Biological Engineering Program, Faculty of Engineering, King Mongkut's University of Technology Thonburi, Bangkok 10140, Thailand.
School of Materials Science and Innovation, Faculty of Science, Mahidol University, Bangkok 10400, Thailand.
Molecules. 2021 Apr 16;26(8):2312. doi: 10.3390/molecules26082312.

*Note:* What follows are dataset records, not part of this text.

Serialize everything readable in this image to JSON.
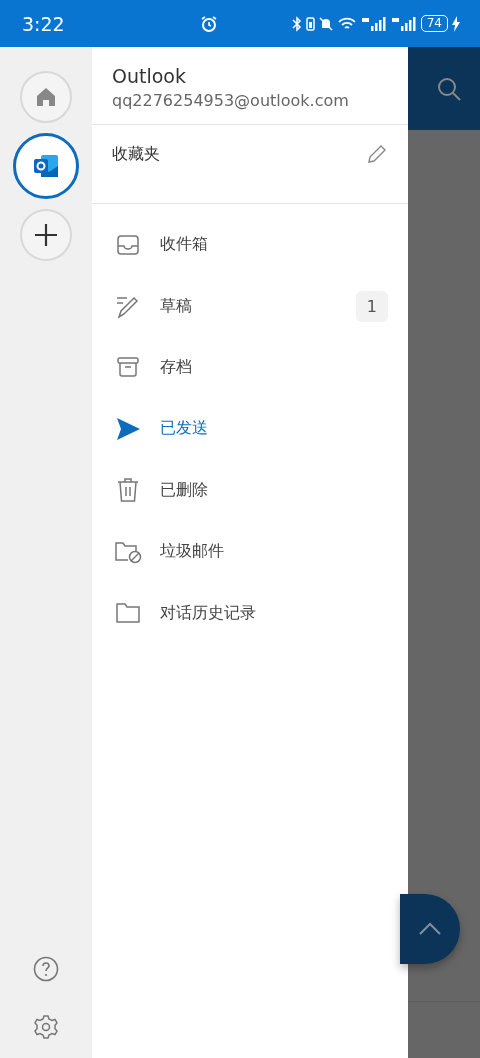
{
  "status_bar": {
    "time": "3:22",
    "battery": "74"
  },
  "account": {
    "name": "Outlook",
    "email": "qq2276254953@outlook.com"
  },
  "rail": [
    {
      "kind": "home",
      "selected": false
    },
    {
      "kind": "outlook",
      "selected": true
    },
    {
      "kind": "add",
      "selected": false
    }
  ],
  "favorites": {
    "label": "收藏夹"
  },
  "folders": [
    {
      "kind": "inbox",
      "label": "收件箱",
      "selected": false
    },
    {
      "kind": "drafts",
      "label": "草稿",
      "selected": false,
      "count": "1"
    },
    {
      "kind": "archive",
      "label": "存档",
      "selected": false
    },
    {
      "kind": "sent",
      "label": "已发送",
      "selected": true
    },
    {
      "kind": "deleted",
      "label": "已删除",
      "selected": false
    },
    {
      "kind": "junk",
      "label": "垃圾邮件",
      "selected": false
    },
    {
      "kind": "folder",
      "label": "对话历史记录",
      "selected": false
    }
  ]
}
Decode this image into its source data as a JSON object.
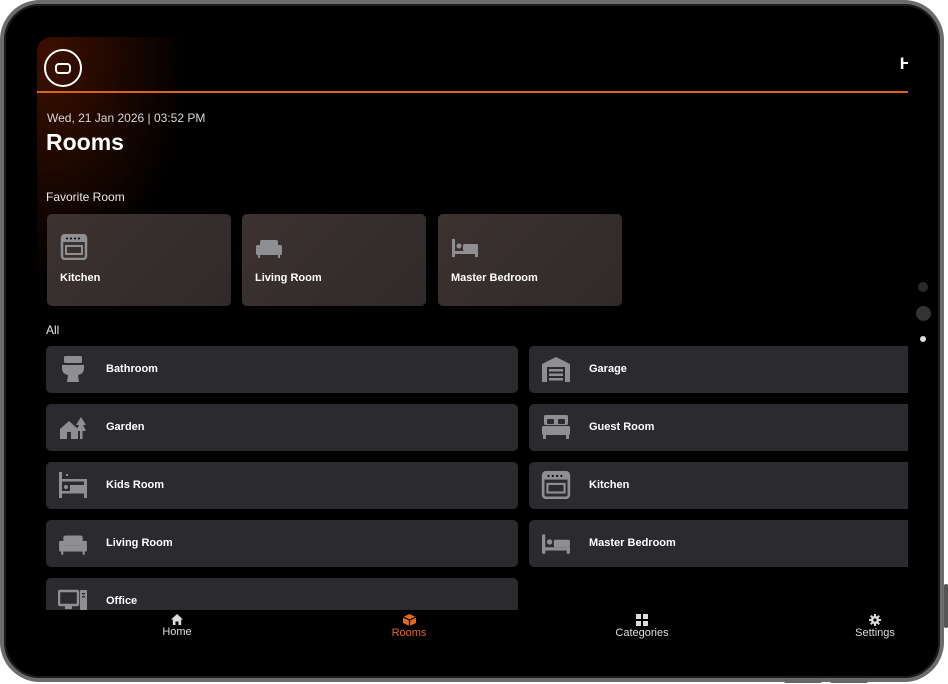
{
  "header": {
    "right_text": "H"
  },
  "datetime": "Wed, 21 Jan 2026 | 03:52 PM",
  "title": "Rooms",
  "favorite_label": "Favorite Room",
  "all_label": "All",
  "favorites": [
    {
      "name": "Kitchen",
      "icon": "oven-icon"
    },
    {
      "name": "Living Room",
      "icon": "sofa-icon"
    },
    {
      "name": "Master Bedroom",
      "icon": "bed-icon"
    }
  ],
  "rooms": [
    {
      "name": "Bathroom",
      "icon": "toilet-icon"
    },
    {
      "name": "Garage",
      "icon": "garage-icon"
    },
    {
      "name": "Garden",
      "icon": "garden-house-icon"
    },
    {
      "name": "Guest Room",
      "icon": "double-bed-icon"
    },
    {
      "name": "Kids Room",
      "icon": "bunk-bed-icon"
    },
    {
      "name": "Kitchen",
      "icon": "oven-icon"
    },
    {
      "name": "Living Room",
      "icon": "sofa-icon"
    },
    {
      "name": "Master Bedroom",
      "icon": "bed-icon"
    },
    {
      "name": "Office",
      "icon": "computer-icon"
    }
  ],
  "nav": [
    {
      "label": "Home",
      "icon": "home-icon"
    },
    {
      "label": "Rooms",
      "icon": "box-icon",
      "active": true
    },
    {
      "label": "Categories",
      "icon": "grid-icon"
    },
    {
      "label": "Settings",
      "icon": "gear-icon"
    }
  ],
  "colors": {
    "accent": "#e06a1d",
    "card": "#2b2a2f",
    "fav_card": "#3a302e",
    "icon": "#8e8e93"
  }
}
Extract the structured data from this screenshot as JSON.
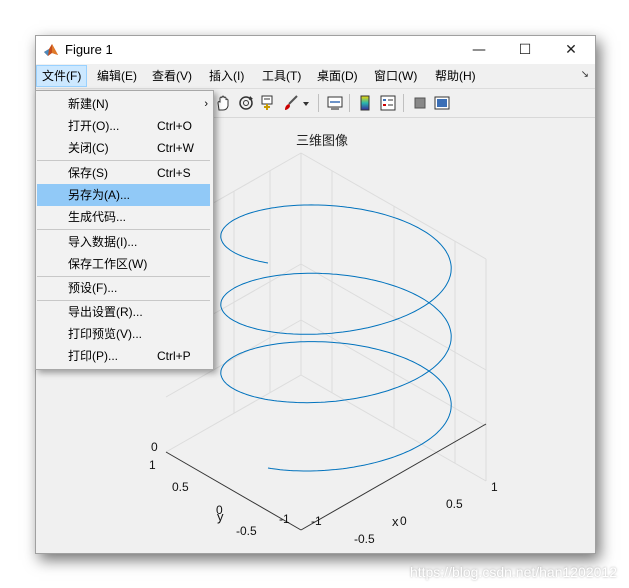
{
  "window": {
    "title": "Figure 1"
  },
  "titlebar_buttons": {
    "minimize": "—",
    "maximize": "☐",
    "close": "✕"
  },
  "menu": {
    "items": [
      "文件(F)",
      "编辑(E)",
      "查看(V)",
      "插入(I)",
      "工具(T)",
      "桌面(D)",
      "窗口(W)",
      "帮助(H)"
    ],
    "overflow": "↘"
  },
  "file_menu": {
    "items": [
      {
        "label": "新建(N)",
        "shortcut": "",
        "submenu": "›"
      },
      {
        "label": "打开(O)...",
        "shortcut": "Ctrl+O"
      },
      {
        "label": "关闭(C)",
        "shortcut": "Ctrl+W"
      },
      {
        "label": "保存(S)",
        "shortcut": "Ctrl+S"
      },
      {
        "label": "另存为(A)...",
        "shortcut": ""
      },
      {
        "label": "生成代码...",
        "shortcut": ""
      },
      {
        "label": "导入数据(I)...",
        "shortcut": ""
      },
      {
        "label": "保存工作区(W)",
        "shortcut": ""
      },
      {
        "label": "预设(F)...",
        "shortcut": ""
      },
      {
        "label": "导出设置(R)...",
        "shortcut": ""
      },
      {
        "label": "打印预览(V)...",
        "shortcut": ""
      },
      {
        "label": "打印(P)...",
        "shortcut": "Ctrl+P"
      }
    ],
    "highlighted_index": 4
  },
  "toolbar": {
    "icons": [
      "rotate-3d-icon",
      "pan-hand-icon",
      "rotate-icon",
      "data-cursor-icon",
      "brush-icon",
      "dropdown-arrow-icon",
      "link-plot-icon",
      "colorbar-icon",
      "legend-icon",
      "hide-plot-tools-icon",
      "show-plot-tools-icon"
    ]
  },
  "plot": {
    "title": "三维图像",
    "ticks": {
      "z_visible": [
        "0"
      ],
      "y": [
        "1",
        "0.5",
        "0",
        "-0.5",
        "-1"
      ],
      "x": [
        "1",
        "0.5",
        "0",
        "-0.5",
        "-1"
      ]
    },
    "xlabel": "x",
    "ylabel": "y",
    "line_color": "#0072bd"
  },
  "chart_data": {
    "type": "line",
    "subtype": "3d-helix",
    "title": "三维图像",
    "xlabel": "x",
    "ylabel": "y",
    "zlabel": "",
    "xlim": [
      -1,
      1
    ],
    "ylim": [
      -1,
      1
    ],
    "series": [
      {
        "x_expr": "sin(t)",
        "y_expr": "cos(t)",
        "z_expr": "t",
        "turns": 3
      }
    ],
    "grid": true
  },
  "watermark": "https://blog.csdn.net/han1202012"
}
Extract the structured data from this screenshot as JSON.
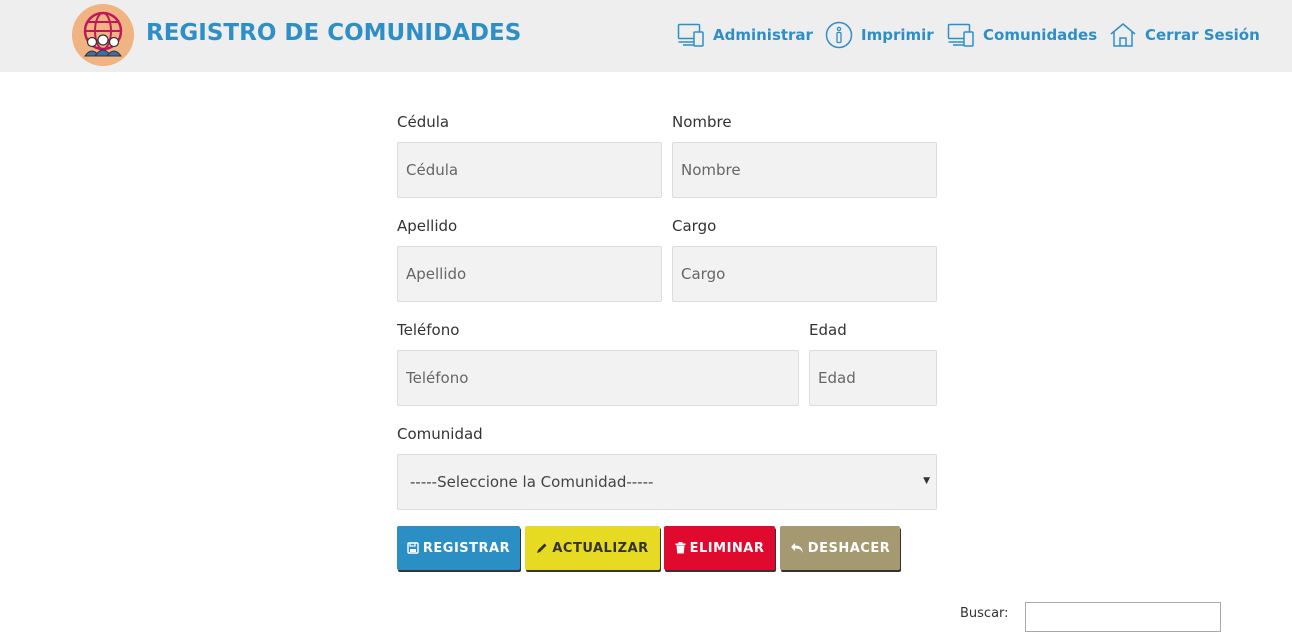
{
  "header": {
    "title": "REGISTRO DE COMUNIDADES",
    "logo_icon": "globe-people-icon",
    "nav": [
      {
        "label": "Administrar",
        "icon": "devices-icon"
      },
      {
        "label": "Imprimir",
        "icon": "info-icon"
      },
      {
        "label": "Comunidades",
        "icon": "devices-icon"
      },
      {
        "label": "Cerrar Sesión",
        "icon": "home-icon"
      }
    ],
    "accent_color": "#2e8fc6"
  },
  "form": {
    "cedula": {
      "label": "Cédula",
      "placeholder": "Cédula",
      "value": ""
    },
    "nombre": {
      "label": "Nombre",
      "placeholder": "Nombre",
      "value": ""
    },
    "apellido": {
      "label": "Apellido",
      "placeholder": "Apellido",
      "value": ""
    },
    "cargo": {
      "label": "Cargo",
      "placeholder": "Cargo",
      "value": ""
    },
    "telefono": {
      "label": "Teléfono",
      "placeholder": "Teléfono",
      "value": ""
    },
    "edad": {
      "label": "Edad",
      "placeholder": "Edad",
      "value": ""
    },
    "comunidad": {
      "label": "Comunidad",
      "selected": "-----Seleccione la Comunidad-----"
    }
  },
  "buttons": {
    "registrar": {
      "label": "REGISTRAR",
      "icon": "save-icon",
      "color": "#2b8fc4"
    },
    "actualizar": {
      "label": "ACTUALIZAR",
      "icon": "pencil-icon",
      "color": "#e6da22"
    },
    "eliminar": {
      "label": "ELIMINAR",
      "icon": "trash-icon",
      "color": "#e00a2e"
    },
    "deshacer": {
      "label": "DESHACER",
      "icon": "undo-icon",
      "color": "#a49970"
    }
  },
  "search": {
    "label": "Buscar:",
    "value": ""
  }
}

A facile synthesis of reduced graphene oxide (rGO) and methionine film modified screen printed carbon electrode (rGO-methionine/SPCE) was proposed as a disposable sensor for determination of food colorants including amaranth, tartrazine, sunset yellow, and carminic acid. The fabrication process can be achieved in only 2 steps including drop-casting of rGO and electropolymerization of poly(L-methionine) film on SPCE. Surface morphology of modified electrode was studied by scanning electron microscopy (SEM). This work showed a successfully developed novel disposable sensor for detection of all 4 dyes as food colorants. The electrochemical behavior of all 4 food colorants were investigated on modified electrodes. The rGO-methionine/SPCE significantly enhanced catalytic activity of all 4 dyes. The pH value and accumulation time were optimized to obtain optimal condition of each colorant. Differential pulse voltammetry (DPV) was used for determination, and two linear detection ranges were observed for each dye. Linear detection ranges were found from 1 to 10 and 10 to 100 µM for amaranth, 1 to 10 and 10 to 85 µM for tartrazine, 1 to 10 and 10 to 50 µM for sunset yellow, and 1 to 20 and 20 to 60 µM for carminic acid. The limit of detection (LOD) was calculated at 57, 41, 48, and 36 nM for amaranth, tartrazine, sunset yellow, and carminic acid, respectively. In addition, the modified sensor also demonstrated high tolerance to interference substances, good repeatability, and high performance for real sample analysis.
一种简便的还原氧化石墨烯(rGO)和蛋氨酸薄膜修饰的丝网印刷碳电极(rGO-蛋氨酸/SPCE)的合成方法被提出,作为一种用于测定包括苋菜红、柠檬黄、日落黄和胭脂红在内的食品着色剂的一次性传感器。该制备过程仅需 2 步,包括 rGO 的滴铸和聚 L-蛋氨酸薄膜在 SPCE 上的电聚合。通过扫描电子显微镜(SEM)研究了修饰电极的表面形貌。这项工作成功开发了一种新型的一次性传感器,用于检测所有 4 种作为食品着色剂的染料。在修饰电极上研究了所有 4 种食品着色剂的电化学行为。rGO-蛋氨酸/SPCE 显著增强了所有 4 种染料的催化活性。优化了 pH 值和积累时间,以获得每种染料的最佳条件。采用差分脉冲伏安法(DPV)进行测定,发现每种染料都有两个线性检测范围。苋菜红的线性检测范围为 1 至 10 和 10 至 100 µM,柠檬黄为 1 至 10 和 10 至 85 µM,日落黄为 1 至 10 和 10 至 50 µM,胭脂红为 1 至 20 和 20 至 60 µM。苋菜红、柠檬黄、日落黄和胭脂红的检测限(LOD)分别计算为 57、41、48 和 36 nM。此外,修饰后的传感器还表现出对干扰物质的高容忍度、良好的重复性和对实际样品分析的高性能。